Net income for November was $370,782, which was above the budget projection, Town said. For 2017 through November, the hospital and Samaritan Clinic generated $3.7 million in net revenue.
Overall, gross inpatient revenue – before any expenses are deducted – was above the budget target in November, at $17.9 million. Town said that’s the result of an increase in obstetrics and medical admissions. Samaritan Clinic revenue also was above budget and for the year through the end of November, the result of additional doctors, physician assistants and nurse practitioners at the clinic, Town said.

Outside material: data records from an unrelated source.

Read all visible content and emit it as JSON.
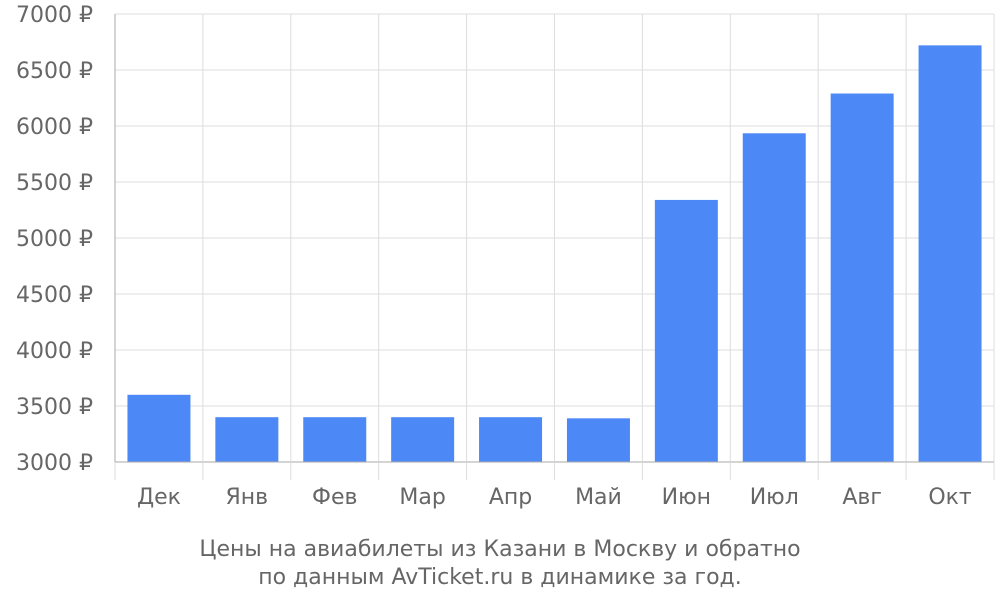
{
  "chart_data": {
    "type": "bar",
    "categories": [
      "Дек",
      "Янв",
      "Фев",
      "Мар",
      "Апр",
      "Май",
      "Июн",
      "Июл",
      "Авг",
      "Окт"
    ],
    "series": [
      {
        "values": [
          3600,
          3400,
          3400,
          3400,
          3400,
          3390,
          5340,
          5935,
          6290,
          6720
        ]
      }
    ],
    "ylim": [
      3000,
      7000
    ],
    "y_ticks": [
      "3000 ₽",
      "3500 ₽",
      "4000 ₽",
      "4500 ₽",
      "5000 ₽",
      "5500 ₽",
      "6000 ₽",
      "6500 ₽",
      "7000 ₽"
    ],
    "y_tick_values": [
      3000,
      3500,
      4000,
      4500,
      5000,
      5500,
      6000,
      6500,
      7000
    ],
    "grid": true,
    "bar_color": "#4d88f7",
    "grid_color": "#dddddd",
    "axis_color": "#aaaaaa",
    "text_color": "#666666",
    "caption": {
      "line1": "Цены на авиабилеты из Казани в Москву и обратно",
      "line2": "по данным AvTicket.ru в динамике за год."
    }
  }
}
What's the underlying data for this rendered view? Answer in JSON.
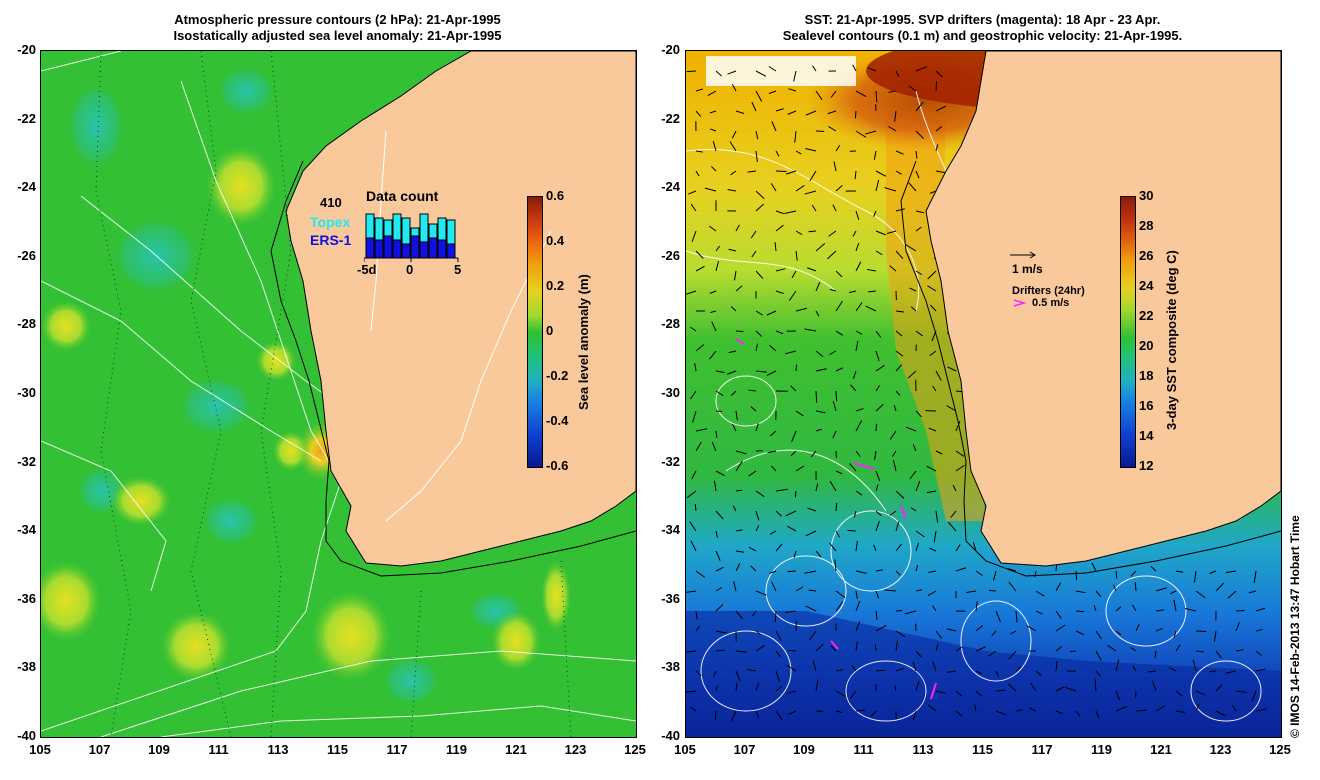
{
  "left": {
    "title_line1": "Atmospheric pressure contours (2 hPa): 21-Apr-1995",
    "title_line2": "Isostatically adjusted sea level anomaly: 21-Apr-1995",
    "colorbar": {
      "label": "Sea level anomaly (m)",
      "ticks": [
        "0.6",
        "0.4",
        "0.2",
        "0",
        "-0.2",
        "-0.4",
        "-0.6"
      ]
    },
    "data_count": {
      "title": "Data count",
      "value": "410",
      "topex_label": "Topex",
      "ers_label": "ERS-1",
      "axis_left": "-5d",
      "axis_mid": "0",
      "axis_right": "5",
      "topex_color": "#22e8f0",
      "ers_color": "#1010e0"
    }
  },
  "right": {
    "title_line1": "SST: 21-Apr-1995. SVP drifters (magenta): 18 Apr - 23 Apr.",
    "title_line2": "Sealevel contours (0.1 m) and geostrophic velocity: 21-Apr-1995.",
    "colorbar": {
      "label": "3-day SST composite (deg C)",
      "ticks": [
        "30",
        "28",
        "26",
        "24",
        "22",
        "20",
        "18",
        "16",
        "14",
        "12"
      ]
    },
    "scale_label": "1 m/s",
    "drifters_label": "Drifters (24hr)",
    "drifters_speed": "0.5 m/s",
    "drifter_color": "#ff20ff"
  },
  "axes": {
    "y_ticks": [
      "-20",
      "-22",
      "-24",
      "-26",
      "-28",
      "-30",
      "-32",
      "-34",
      "-36",
      "-38",
      "-40"
    ],
    "x_ticks": [
      "105",
      "107",
      "109",
      "111",
      "113",
      "115",
      "117",
      "119",
      "121",
      "123",
      "125"
    ]
  },
  "credit": "© IMOS 14-Feb-2013 13:47 Hobart Time",
  "colors": {
    "land": "#f9c89b",
    "ocean_green": "#2ec030",
    "sst_warm": "#f0a000",
    "sst_cold": "#1030b0"
  }
}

Outpatient revenue is below budget targets, however, both for November and for 2017 through November. Town said that’s due to fewer general surgeries and fewer OB/GYN procedures, which is due to fewer surgeons.
But neither public or private insurance actually pay what is billed, Town said. The hospital is paid at a rate of about 35 to 36 cents for each dollar billed, he said.
The hospital also provides care that it doesn’t get paid for at all: bad debt and charity care. By the end of November, Samaritan had provided $5.7 million in uncompensated care, Town said, which represented about 3 percent in gross patient revenue.
Increased revenue was accompanied by increased expenses. Expenses were up 3.5 percent over budget in November and 3.6 percent for 2017 through November. But, Town said, while expenses were above budget targets, total operating revenue was above budget targets too. For November it was $423,837, 6.9 percent over the budget target, while for the year through November it’s $2.4 million, 3.7 percent above budget target.
The hospital failed to meet its target for getting out bills, called days in accounts receivable. Town said hospital officials had contracted with an outside agency, but that it wasn’t easy to manage an outside vendor. As a result hospital officials will use hospital personnel to run that service.